Another big issue playing out in the background is a recent decision by the Federal Energy Regulatory Commission (FERC) with significant implications for state clean energy goals. The new capacity market rule for the PJM Interconnection, the nation’s largest wholesale electricity market, has spurred significant debate surrounding the potential challenge it poses to state clean energy programs. The MOPR order—named after the Minimum Offer Price Rule that FERC is expanding on—requires resources that receive state supports to enter capacity market bids at higher, predetermined prices. This primarily leaves fossil fuel resources that may not receive the same type of state support in a more advantageous position. In many ways, the decision pits federal policy against state policy—and some states are already having discussions about whether their goals are even compatible with the proposed market construct. In reality, states will likely spend most of 2020, like everyone else, waiting to see what happens with the MOPR decision, as a number of groups have already contested the FERC ruling and indicated they will challenge the rule in court.

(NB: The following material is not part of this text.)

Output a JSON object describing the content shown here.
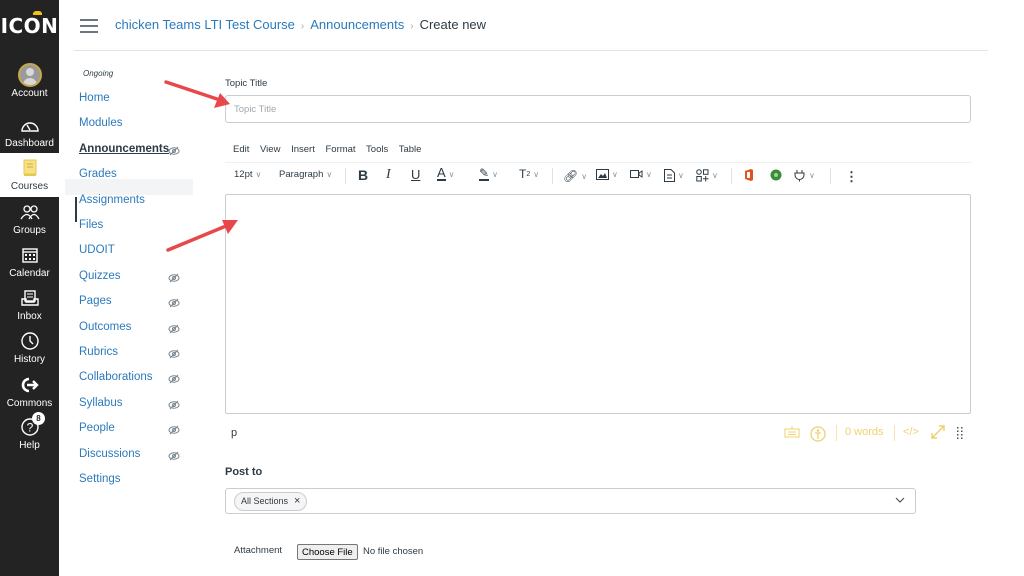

While NCSL anticipates continued momentum on many energy issues, there are other factors that could affect the number and types of measures expected in state legislatures this year. Many state legislators will be out on the campaign trail, between primaries and the general election, which could affect the breadth of state legislation in 2020. In addition, four states—Montana, Nevada, North Dakota and Texas—are not meeting in legislative sessions this year. Nevertheless, state lawmakers play an important role in shaping policies around the energy sector and we’ll likely see these continued legislative trends in 2020.